诱导培养基中其余成分为MS培养基，MS培养基中KNO₃添加量为1900mg/L、NH₄NO₃添加量为1650mg/L、KH₂PO₄添加量为170mg/L、MgSO₄.7H₂O添加量为370mg/L、CaCl₂.2H₂O添加量为440mg/L、KI添加量为0.83mg/L、H₃BO₃添加量为6.2mg/L、MnSO₄.4H₂O添加量为22.3mg/L、ZnSO₄.7H₂O添加量为8.6mg/L、Na₂MoO₄.2H₂O添加量为0.25mg/L、CuSO₄.5H₂O添加量为0.025mg/L、CoCl₂.6H₂O添加量为0.025mg/L Na₂EDTA添加量为37.25mg/L、FeSO₄.7H₂O添加量为27.85mg/L、肌醇添加量为100mg/L、甘氨酸添加量为2mg/L、盐酸硫胺素添加量为0.1mg/L、盐酸吡哆醇添加量为0.5mg/L、烟酸添加量为0.5mg/L。
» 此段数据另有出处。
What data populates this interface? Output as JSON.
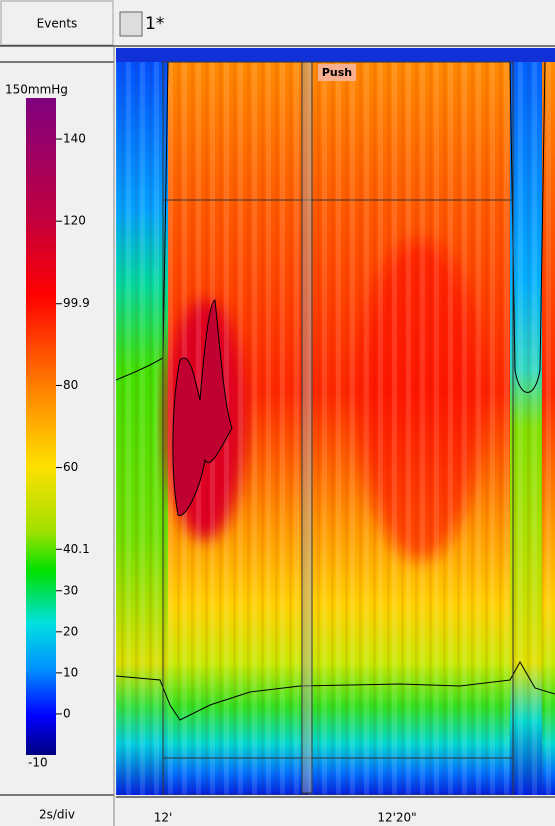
{
  "header": {
    "events_label": "Events",
    "tab_label": "1*"
  },
  "colorbar": {
    "unit_label": "150mmHg",
    "max": 150,
    "min": -10,
    "ticks": [
      140,
      120,
      99.9,
      80,
      60,
      40.1,
      30,
      20,
      10,
      0,
      -10
    ]
  },
  "plot": {
    "annotation": "Push"
  },
  "footer": {
    "scale_label": "2s/div",
    "time_labels": [
      "12'",
      "12'20\""
    ]
  }
}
2.根据权利要求1所述的诱导香石竹组培苗叶片直接生成不定根的方法，其特征在于，香石竹组培苗培养包括以下步骤：

步骤S11：选择性状以及长势良好的香石竹，剥去枝条外层叶片，剪去较长的叶片，清洗选取的香石竹外植体部分；

步骤S12：在超净工作台中消毒洗净的外植体，放在已灭过菌的盘子中，用滤纸吸去外植体上多余水分，切掉伤口放入灭菌后的外植体培养基中；

步骤S13：外植体在光照培养室内培养25～35d，光照培养室内环境温度为25±2℃，光照周期为12h/d，光照强度为1500-2000lx。

3.根据权利要求2所述的诱导香石竹组培苗叶片直接生成不定根的方法，其特征在于，步骤S11中清洗外植体操作为：用毛笔蘸洗衣粉水刷洗干净，再用清水清洗2-3次后，流水冲洗2小时。

4.根据权利要求2所述的诱导香石竹组培苗叶片直接生成不定根的方法，其特征在于，步骤S12中消毒操作包括：一次消毒操作和二次消毒操作。

5.根据权利要求4所述的诱导香石竹组培苗叶片直接生成不定根的方法，其特征在于，一次消毒操作为：在100ml的无菌水中加入一滴tween和0.1%的升汞混匀后得到消毒液；将外植体放入消毒液中浸泡消毒20min，在此过程中不断摇晃烧杯，浸泡后用无菌水清洗外植体3-5次。

6.根据权利要求4所述的诱导香石竹组培苗叶片直接生成不定根的方法，其特征在于，二次消毒操作为：在100ml无菌水中加入一滴tween和2% NaClO混匀后得到消毒液；将外植体放入消毒液中消毒20min，在此过程中不断摇晃烧杯，浸泡后用无菌水清洗外植体3-5次。